It’s impossible to get lost in the City.
But Drei isn’t in the City any more. She’s fifty feet below it, lost in the stink and the dark of the sewers.
She doesn’t know how she got there. All she knows is that it’s tangled up somehow with the results of her latest lab report, and she intends to get to the bottom of things as soon as she’s back in the City. She’s a Vitro, after all. Any problem, no matter how tangled or dangerous, can be solved with a bit of organized deduction. It’s a part of her very genetic makeup.
Unfortunately, her investigation lands her in a place where intellect holds no sway whatsoever – outside the City, where the Vivos live.

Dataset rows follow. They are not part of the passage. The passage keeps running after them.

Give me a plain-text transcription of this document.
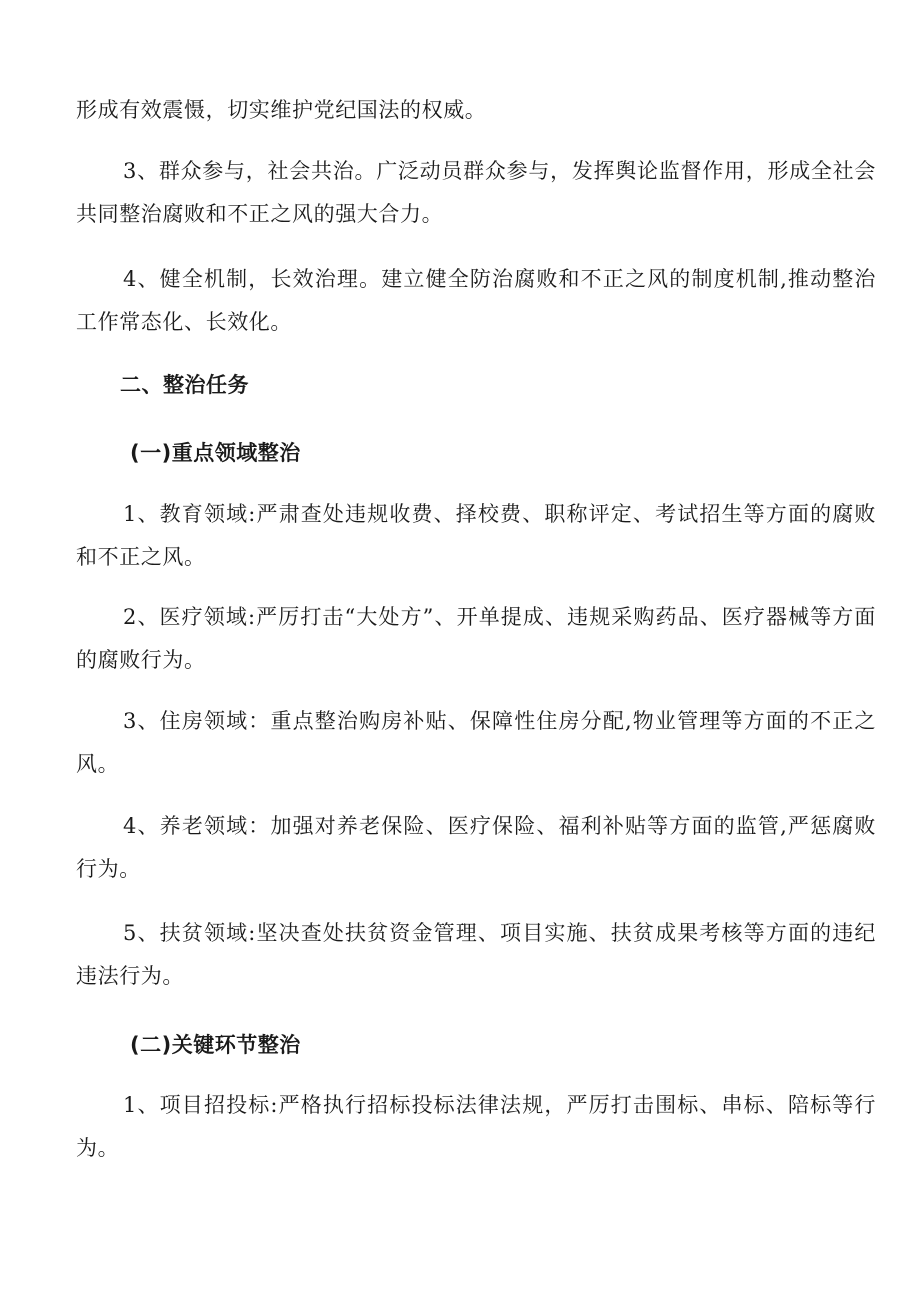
形成有效震慑，切实维护党纪国法的权威。

3、群众参与，社会共治。广泛动员群众参与，发挥舆论监督作用，形成全社会共同整治腐败和不正之风的强大合力。

4、健全机制，长效治理。建立健全防治腐败和不正之风的制度机制,推动整治工作常态化、长效化。

二、整治任务
(一)重点领域整治

1、教育领域:严肃查处违规收费、择校费、职称评定、考试招生等方面的腐败和不正之风。

2、医疗领域:严厉打击“大处方”、开单提成、违规采购药品、医疗器械等方面的腐败行为。

3、住房领域：重点整治购房补贴、保障性住房分配,物业管理等方面的不正之风。

4、养老领域：加强对养老保险、医疗保险、福利补贴等方面的监管,严惩腐败行为。

5、扶贫领域:坚决查处扶贫资金管理、项目实施、扶贫成果考核等方面的违纪违法行为。

(二)关键环节整治

1、项目招投标:严格执行招标投标法律法规，严厉打击围标、串标、陪标等行为。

Eyes of a Jaguar – Jag for short – doesn’t concern himself with thinking. People who think too much, like the Cutters, end up thinking they can control everything, when it’s perfectly obvious the Earth and its life forces take care of themselves on their own.
Just which life force is it, then, that brings a frantic Cutter woman out of the City and into Jag’s village? She says she needs help, that the survival of her very people depends on it. Jag has no reason to trust a Cutter. At best she’ll treat him like an animal. At worst, she could decide he’ll best serve her as a specimen in her lab.
He decides to help her. He doesn’t think out his choice; he just feels it.
Neither Drei nor Jag could anticipate the consequences of their partnership, which include a long-standing disagreement about personal hygiene, the uncovering of a massive geneticist-conspiracy, and the realization that Vitro and Vivo alike cannot survive unless they reach a middle ground – the place where intellect and instinct meet.